Vito Ferrara non si rassegna e lancia un appello alle istituzioni: «Ogni giorno sentiamo notizie di incidenti terribili. Non si può continuare così. Nei Tribunali si sente parlare solo di soldi, di risarcimenti, di condanne ridicole. Nessuno racconta quello che resta nelle famiglie colpite da queste tragedie. A noi non interessano i soldi. Vogliamo giustizia. Non si può guidare con leggerezza, ammazzare la gente e non pagarne le conseguenze. Servirebbero pese esemplari e immediate, come monito. E poi - insiste il 75enne - servirebbero attività forti, più incisive, di educazione stradale».

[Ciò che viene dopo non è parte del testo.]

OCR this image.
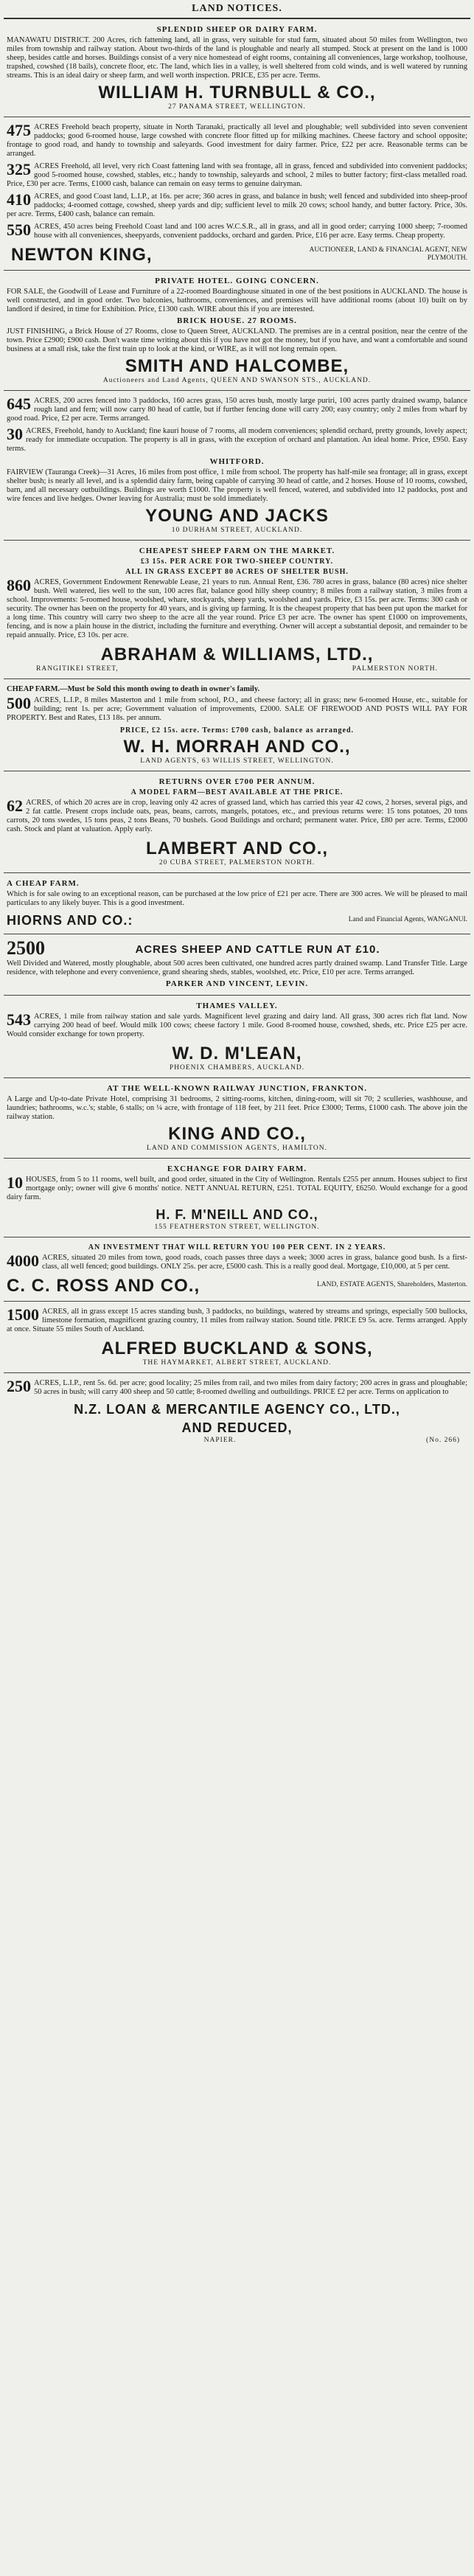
LAND NOTICES.
SPLENDID SHEEP OR DAIRY FARM.

MANAWATU DISTRICT. 200 Acres, rich fattening land, all in grass, very suitable for stud farm, situated about 50 miles from Wellington, two miles from township and railway station. About two-thirds of the land is ploughable and nearly all stumped. Stock at present on the land is 1000 sheep, besides cattle and horses. Buildings consist of a very nice homestead of eight rooms, containing all conveniences, large workshop, toolhouse, trapshed, cowshed (18 bails), concrete floor, etc. The land, which lies in a valley, is well sheltered from cold winds, and is well watered by running streams. This is an ideal dairy or sheep farm, and well worth inspection. PRICE, £35 per acre. Terms.

WILLIAM H. TURNBULL & CO.,
27 PANAMA STREET, WELLINGTON.

475 ACRES Freehold beach property, situate in North Taranaki, practically all level and ploughable; well subdivided into seven convenient paddocks; good 6-roomed house, large cowshed with concrete floor fitted up for milking machines. Cheese factory and school opposite; frontage to good road, and handy to township and saleyards. Good investment for dairy farmer. Price, £22 per acre. Reasonable terms can be arranged.

325 ACRES Freehold, all level, very rich Coast fattening land with sea frontage, all in grass, fenced and subdivided into convenient paddocks; good 5-roomed house, cowshed, stables, etc.; handy to township, saleyards and school, 2 miles to butter factory; first-class metalled road. Price, £30 per acre. Terms, £1000 cash, balance can remain on easy terms to genuine dairyman.

410 ACRES, and good Coast land, L.I.P., at 16s. per acre; 360 acres in grass, and balance in bush; well fenced and subdivided into sheep-proof paddocks; 4-roomed cottage, cowshed, sheep yards and dip; sufficient level to milk 20 cows; school handy, and butter factory. Price, 30s. per acre. Terms, £400 cash, balance can remain.

550 ACRES, 450 acres being Freehold Coast land and 100 acres W.C.S.R., all in grass, and all in good order; carrying 1000 sheep; 7-roomed house with all conveniences, sheepyards, convenient paddocks, orchard and garden. Price, £16 per acre. Easy terms. Cheap property.

NEWTON KING,	AUCTIONEER, LAND & FINANCIAL AGENT, NEW PLYMOUTH.
PRIVATE HOTEL. GOING CONCERN.

FOR SALE, the Goodwill of Lease and Furniture of a 22-roomed Boardinghouse situated in one of the best positions in AUCKLAND. The house is well constructed, and in good order. Two balconies, bathrooms, conveniences, and premises will have additional rooms (about 10) built on by landlord if desired, in time for Exhibition. Price, £1300 cash. WIRE about this if you are interested.

BRICK HOUSE. 27 ROOMS.

JUST FINISHING, a Brick House of 27 Rooms, close to Queen Street, AUCKLAND. The premises are in a central position, near the centre of the town. Price £2900; £900 cash. Don't waste time writing about this if you have not got the money, but if you have, and want a comfortable and sound business at a small risk, take the first train up to look at the kind, or WIRE, as it will not long remain open.

SMITH AND HALCOMBE,
Auctioneers and Land Agents, QUEEN AND SWANSON STS., AUCKLAND.

645 ACRES, 200 acres fenced into 3 paddocks, 160 acres grass, 150 acres bush, mostly large puriri, 100 acres partly drained swamp, balance rough land and fern; will now carry 80 head of cattle, but if further fencing done will carry 200; easy country; only 2 miles from wharf by good road. Price, £2 per acre. Terms arranged.

30 ACRES, Freehold, handy to Auckland; fine kauri house of 7 rooms, all modern conveniences; splendid orchard, pretty grounds, lovely aspect; ready for immediate occupation. The property is all in grass, with the exception of orchard and plantation. An ideal home. Price, £950. Easy terms.

WHITFORD.

FAIRVIEW (Tauranga Creek)—31 Acres, 16 miles from post office, 1 mile from school. The property has half-mile sea frontage; all in grass, except shelter bush; is nearly all level, and is a splendid dairy farm, being capable of carrying 30 head of cattle, and 2 horses. House of 10 rooms, cowshed, barn, and all necessary outbuildings. Buildings are worth £1000. The property is well fenced, watered, and subdivided into 12 paddocks, post and wire fences and live hedges. Owner leaving for Australia; must be sold immediately.

YOUNG AND JACKS
10 DURHAM STREET, AUCKLAND.
CHEAPEST SHEEP FARM ON THE MARKET.
£3 15s. PER ACRE FOR TWO-SHEEP COUNTRY.
ALL IN GRASS EXCEPT 80 ACRES OF SHELTER BUSH.

860 ACRES, Government Endowment Renewable Lease, 21 years to run. Annual Rent, £36. 780 acres in grass, balance (80 acres) nice shelter bush. Well watered, lies well to the sun, 100 acres flat, balance good hilly sheep country; 8 miles from a railway station, 3 miles from a school. Improvements: 5-roomed house, woolshed, whare, stockyards, sheep yards, woolshed and yards. Price, £3 15s. per acre. Terms: 300 cash or security. The owner has been on the property for 40 years, and is giving up farming. It is the cheapest property that has been put upon the market for a long time. This country will carry two sheep to the acre all the year round. Price £3 per acre. The owner has spent £1000 on improvements, fencing, and is now a plain house in the district, including the furniture and everything. Owner will accept a substantial deposit, and remainder to be repaid annually. Price, £3 10s. per acre.

ABRAHAM & WILLIAMS, LTD.,
RANGITIKEI STREET,	PALMERSTON NORTH.

CHEAP FARM.—Must be Sold this month owing to death in owner's family.

500 ACRES, L.I.P., 8 miles Masterton and 1 mile from school, P.O., and cheese factory; all in grass; new 6-roomed House, etc., suitable for building; rent 1s. per acre; Government valuation of improvements, £2000. SALE OF FIREWOOD AND POSTS WILL PAY FOR PROPERTY. Best and Rates, £13 18s. per annum.

PRICE, £2 15s. acre. Terms: £700 cash, balance as arranged.
W. H. MORRAH AND CO.,
LAND AGENTS, 63 WILLIS STREET, WELLINGTON.
RETURNS OVER £700 PER ANNUM.
A MODEL FARM—BEST AVAILABLE AT THE PRICE.

62 ACRES, of which 20 acres are in crop, leaving only 42 acres of grassed land, which has carried this year 42 cows, 2 horses, several pigs, and 2 fat cattle. Present crops include oats, peas, beans, carrots, mangels, potatoes, etc., and previous returns were: 15 tons potatoes, 20 tons carrots, 20 tons swedes, 15 tons peas, 2 tons Beans, 70 bushels. Good Buildings and orchard; permanent water. Price, £80 per acre. Terms, £2000 cash. Stock and plant at valuation. Apply early.

LAMBERT AND CO.,
20 CUBA STREET, PALMERSTON NORTH.
A CHEAP FARM.

Which is for sale owing to an exceptional reason, can be purchased at the low price of £21 per acre. There are 300 acres. We will be pleased to mail particulars to any likely buyer. This is a good investment.

HIORNS AND CO.:	Land and Financial Agents, WANGANUI.
2500	ACRES SHEEP AND CATTLE RUN AT £10.

Well Divided and Watered, mostly ploughable, about 500 acres been cultivated, one hundred acres partly drained swamp. Land Transfer Title. Large residence, with telephone and every convenience, grand shearing sheds, stables, woolshed, etc. Price, £10 per acre. Terms arranged.

PARKER AND VINCENT, LEVIN.
THAMES VALLEY.

543 ACRES, 1 mile from railway station and sale yards. Magnificent level grazing and dairy land. All grass, 300 acres rich flat land. Now carrying 200 head of beef. Would milk 100 cows; cheese factory 1 mile. Good 8-roomed house, cowshed, sheds, etc. Price £25 per acre. Would consider exchange for town property.

W. D. M'LEAN,
PHOENIX CHAMBERS, AUCKLAND.
AT THE WELL-KNOWN RAILWAY JUNCTION, FRANKTON.

A Large and Up-to-date Private Hotel, comprising 31 bedrooms, 2 sitting-rooms, kitchen, dining-room, will sit 70; 2 sculleries, washhouse, and laundries; bathrooms, w.c.'s; stable, 6 stalls; on ¼ acre, with frontage of 118 feet, by 211 feet. Price £3000; Terms, £1000 cash. The above join the railway station.

KING AND CO.,
LAND AND COMMISSION AGENTS, HAMILTON.
EXCHANGE FOR DAIRY FARM.

10 HOUSES, from 5 to 11 rooms, well built, and good order, situated in the City of Wellington. Rentals £255 per annum. Houses subject to first mortgage only; owner will give 6 months' notice. NETT ANNUAL RETURN, £251. TOTAL EQUITY, £6250. Would exchange for a good dairy farm.

H. F. M'NEILL AND CO.,
155 FEATHERSTON STREET, WELLINGTON.
AN INVESTMENT THAT WILL RETURN YOU 100 PER CENT. IN 2 YEARS.

4000 ACRES, situated 20 miles from town, good roads, coach passes three days a week; 3000 acres in grass, balance good bush. Is a first-class, all well fenced; good buildings. ONLY 25s. per acre, £5000 cash. This is a really good deal. Mortgage, £10,000, at 5 per cent.

C. C. ROSS AND CO.,	LAND, ESTATE AGENTS, Shareholders, Masterton.

1500 ACRES, all in grass except 15 acres standing bush, 3 paddocks, no buildings, watered by streams and springs, especially 500 bullocks, limestone formation, magnificent grazing country, 11 miles from railway station. Sound title. PRICE £9 5s. acre. Terms arranged. Apply at once. Situate 55 miles South of Auckland.

ALFRED BUCKLAND & SONS,
THE HAYMARKET, ALBERT STREET, AUCKLAND.

250 ACRES, L.I.P., rent 5s. 6d. per acre; good locality; 25 miles from rail, and two miles from dairy factory; 200 acres in grass and ploughable; 50 acres in bush; will carry 400 sheep and 50 cattle; 8-roomed dwelling and outbuildings. PRICE £2 per acre. Terms on application to

N.Z. LOAN & MERCANTILE AGENCY CO., LTD.,
AND REDUCED,
NAPIER.	(No. 266)
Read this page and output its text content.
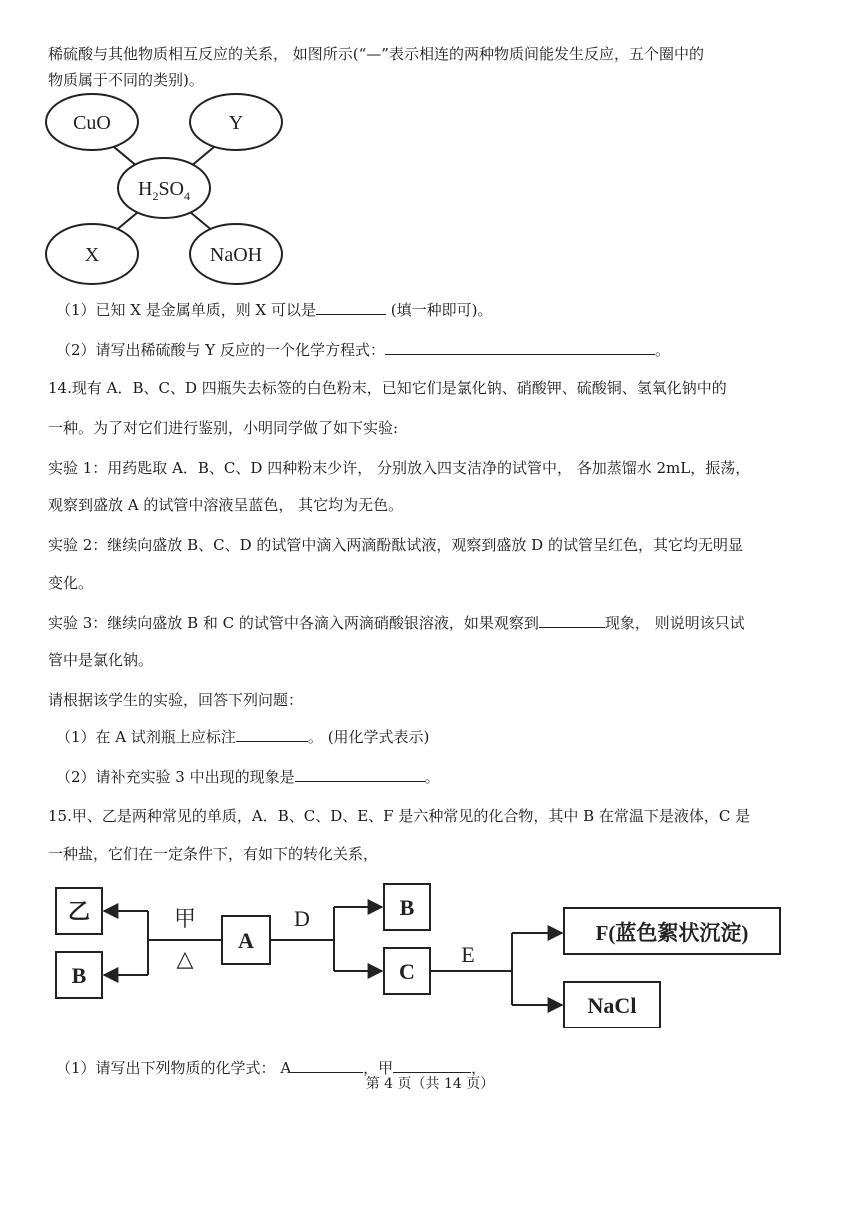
稀硫酸与其他物质相互反应的关系， 如图所示(“—”表示相连的两种物质间能发生反应，五个圈中的
物质属于不同的类别)。
CuO	Y
$H_2SO_4$
X	NaOH
（1）已知 X 是金属单质，则 X 可以是	(填一种即可)。
（2）请写出稀硫酸与 Y 反应的一个化学方程式：	。
14.现有 A．B、C、D 四瓶失去标签的白色粉末，已知它们是氯化钠、硝酸钾、硫酸铜、氢氧化钠中的
一种。为了对它们进行鉴别，小明同学做了如下实验:
实验 1：用药匙取 A．B、C、D 四种粉末少许， 分别放入四支洁净的试管中， 各加蒸馏水 2mL，振荡，
观察到盛放 A 的试管中溶液呈蓝色， 其它均为无色。
实验 2：继续向盛放 B、C、D 的试管中滴入两滴酚酞试液，观察到盛放 D 的试管呈红色，其它均无明显
变化。
实验 3：继续向盛放 B 和 C 的试管中各滴入两滴硝酸银溶液，如果观察到	现象， 则说明该只试
管中是氯化钠。
请根据该学生的实验，回答下列问题：
（1）在 A 试剂瓶上应标注	。 (用化学式表示)
（2）请补充实验 3 中出现的现象是	。
15.甲、乙是两种常见的单质，A．B、C、D、E、F 是六种常见的化合物，其中 B 在常温下是液体，C 是
一种盐，它们在一定条件下，有如下的转化关系，
乙
B
甲
△
A
D	B
C
E
F(蓝色絮状沉淀)
NaCl
（1）请写出下列物质的化学式： A	，甲	，
第 4 页（共 14 页）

A casa del signor Vito, a Cellamare, tutto è rimasto come quel giorno (l’indomani si sarebbe sposata la loro figlia più piccola ma quella festa di nozze non c’è mai più stata). Nella credenza della cucina c’è ancora il salvadanaio in latta, con qualche spicciolo all’interno, dove la moglie Luigia raccoglieva i risparmi per le vacanze. In un altro mobile ci sono i salvadanai per i regali ai nipoti. E tutta la casa è tappezzata di foto e quadri dedicati alla moglie. «Era un vulcano, era favolosa» racconta con la voce rotta dal pianto e gli occhi lucidi, innamorato come quel giorno di 47 anni fa, quando si sposarono. «Fu un colpo di fulmine, ci eravamo conosciuto durante una festa da ballo in casa, come si usava fare a quei tempi» ricorda. Sul frigorifero è appesa la tela che lui stesso ha dipinto dopo l’incidente e che raffigura quella tragica sera. I due alberi con le foglie che cadono. Sulla parete del salotto un dipinto, fatto realizzare da un artista locale, con l’immagine della moglie di spalle che cammina scalza sul bagnasciuga e va verso la luce. Sul retro un vortice, «come quello di gioia che creava lei ovunque passava» dice il marito, e le dediche di amici e nipoti.